Non a caso ci sono imprese che spengono i server nelle ore notturne per far sì che nessuno sia schiavo di questo controllo maniacale, sebbene poi i lavoratori tendano a comunicare su canali privati, dimostrando una schiavitù dalla tecnologia senza precedenti.

Saranno poi accordi interni alle singole aziende e con i sindacati a regolare in Francia quando i dipendenti potranno essere irreperibili con una protezione legislativa a proprio favore. Nessuna sanzione comunque per le aziende che non si adegueranno al cambiamento normativo con misure interne ad hoc.

In Italia il testo della legge sullo smart working prevede qualcosa di similare. In particolare ci si riferisce ai lavoratori che svolgono le proprie mansioni in remoto, da casa quindi. Questi lavoratori vengono del tutto equiparati ai lavoratori “tradizionali”, che si recano sul posto di lavoro.
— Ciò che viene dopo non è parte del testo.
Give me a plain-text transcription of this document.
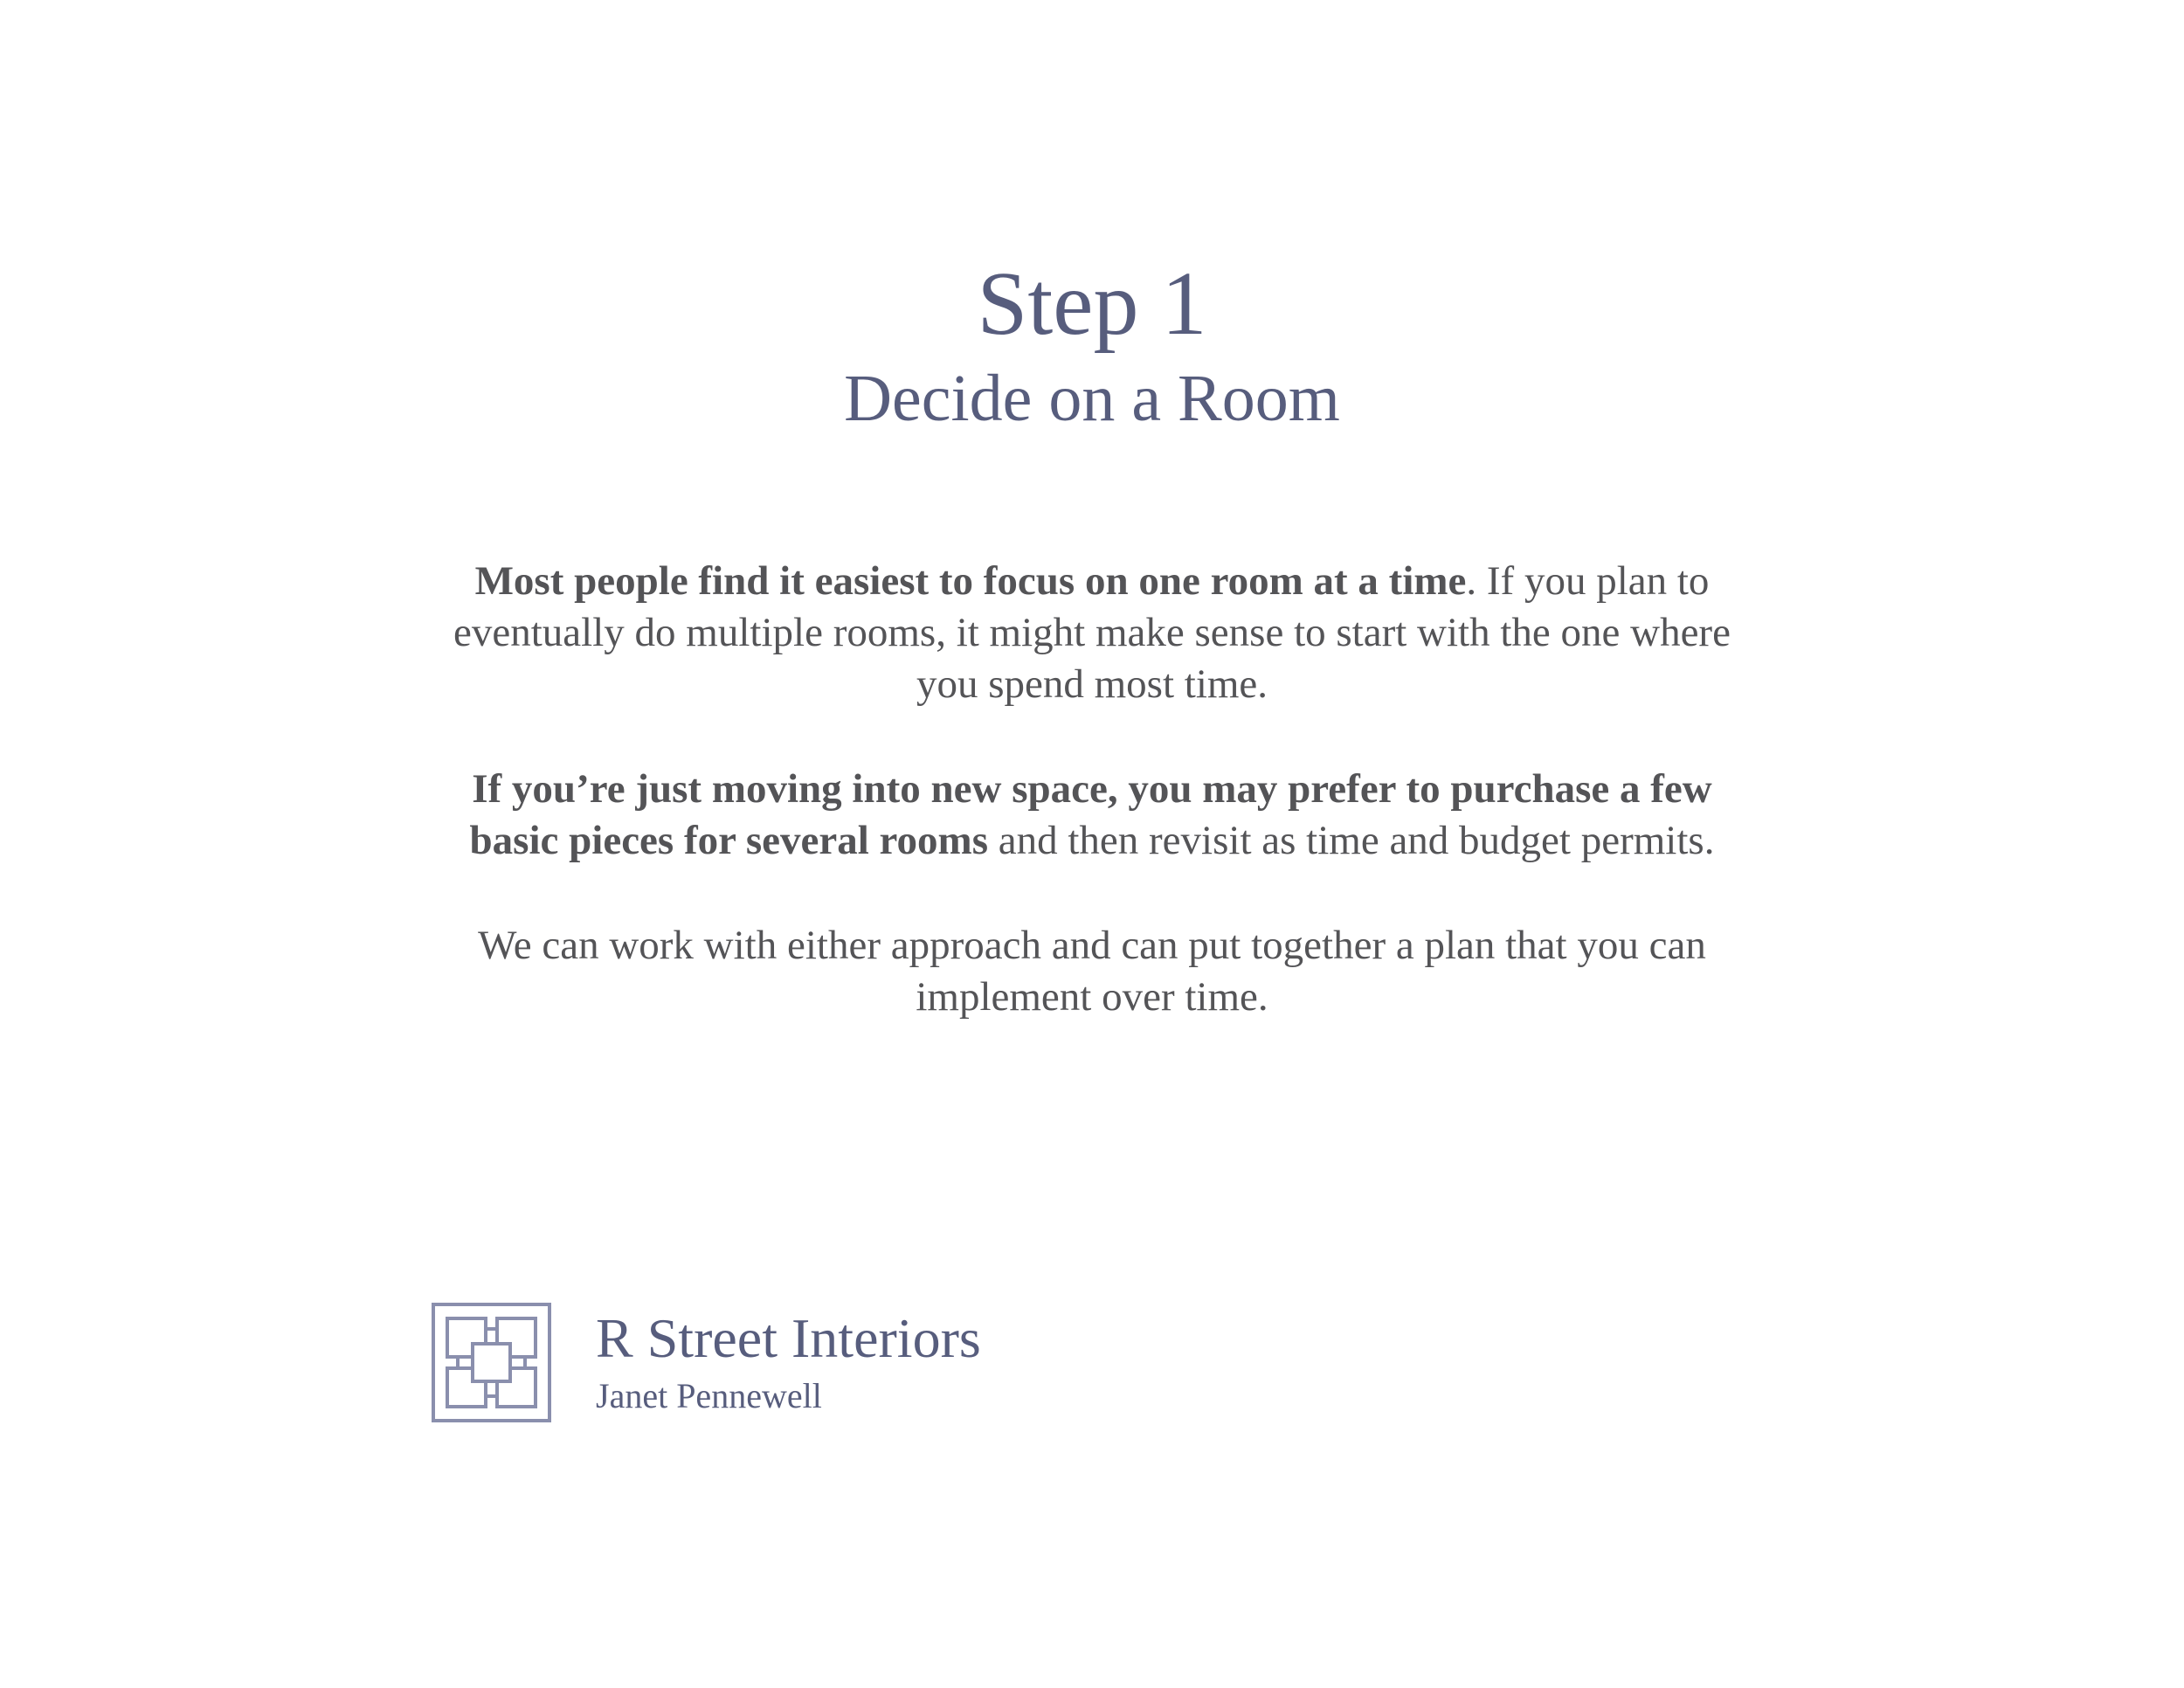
Step 1
Decide on a Room

Most people find it easiest to focus on one room at a time. If you plan to eventually do multiple rooms, it might make sense to start with the one where you spend most time.

If you’re just moving into new space, you may prefer to purchase a few basic pieces for several rooms and then revisit as time and budget permits.

We can work with either approach and can put together a plan that you can implement over time.

R Street Interiors
Janet Pennewell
Ma la legge cerca di ovviare a quella reperibilità continua che il lavoratore percepisce in maniera errata, dato che tendenzialmente chi non lavora in sede si sente obbligato a non farsi mai trovare in pausa o lontano dai dispositivi che lo connettono al mondo aziendale.
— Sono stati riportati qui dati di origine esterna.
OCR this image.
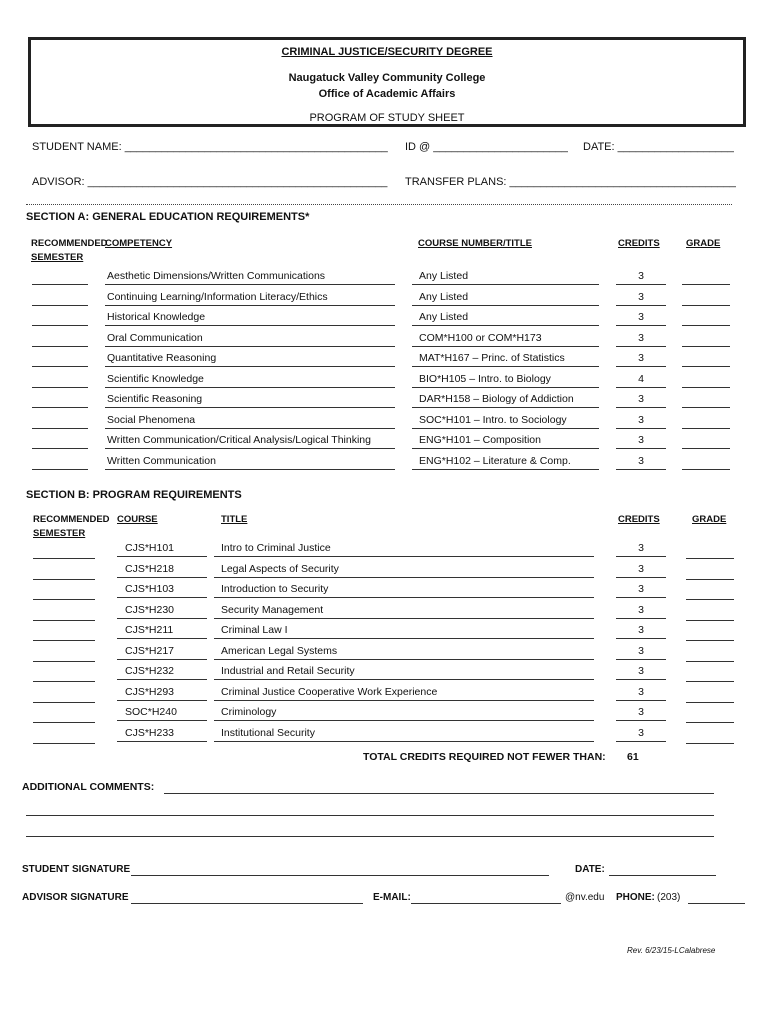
CRIMINAL JUSTICE/SECURITY DEGREE
Naugatuck Valley Community College
Office of Academic Affairs
PROGRAM OF STUDY SHEET
STUDENT NAME: ___________________________________________ ID @ ______________________ DATE: ___________________
ADVISOR: _________________________________________________ TRANSFER PLANS: _____________________________________
SECTION A: GENERAL EDUCATION REQUIREMENTS*
RECOMMENDED
SEMESTER
COMPETENCY	COURSE NUMBER/TITLE	CREDITS	GRADE
Aesthetic Dimensions/Written Communications	Any Listed	3
Continuing Learning/Information Literacy/Ethics	Any Listed	3
Historical Knowledge	Any Listed	3
Oral Communication	COM*H100 or COM*H173	3
Quantitative Reasoning	MAT*H167 – Princ. of Statistics	3
Scientific Knowledge	BIO*H105 – Intro. to Biology	4
Scientific Reasoning	DAR*H158 – Biology of Addiction	3
Social Phenomena	SOC*H101 – Intro. to Sociology	3
Written Communication/Critical Analysis/Logical Thinking	ENG*H101 – Composition	3
Written Communication	ENG*H102 – Literature & Comp.	3
SECTION B: PROGRAM REQUIREMENTS
RECOMMENDED
SEMESTER
COURSE	TITLE	CREDITS	GRADE
CJS*H101	Intro to Criminal Justice	3
CJS*H218	Legal Aspects of Security	3
CJS*H103	Introduction to Security	3
CJS*H230	Security Management	3
CJS*H211	Criminal Law I	3
CJS*H217	American Legal Systems	3
CJS*H232	Industrial and Retail Security	3
CJS*H293	Criminal Justice Cooperative Work Experience	3
SOC*H240	Criminology	3
CJS*H233	Institutional Security	3
TOTAL CREDITS REQUIRED NOT FEWER THAN: 61
ADDITIONAL COMMENTS:
STUDENT SIGNATURE	DATE:
ADVISOR SIGNATURE	E-MAIL:	@nv.edu PHONE: (203)
Rev. 6/23/15-LCalabrese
Che sia chiaro: quello alla disconnessione digitale è un diritto. D’altra parte lo smart working è una modalità che assolutamente supera le vecchie abitudini aziendali: il lavoratore è del tutto autonomo, si autogestisce, e viene remunerato sostanzialmente per il risultato raggiunto. Il diritto alla disconnessione prevede che vengano fissati dei momenti in cui il lavoratore può non essere reperibile sui dispositivi digitali (piattaforme aziendali comprese), sempre in relazione ad accordi prestabiliti e in relazione al tipo di lavoro svolto.

Non è certo uno scenario ideale per datori di lavoro vecchio stampo, che pretendono un controllo continuo (peraltro poco utile) sul lavoratore ma non considerano i vantaggi di un lavoro svolto in sedi diverse (meno inquinamento, meno costi aziendali, meno spostamenti, più produttività).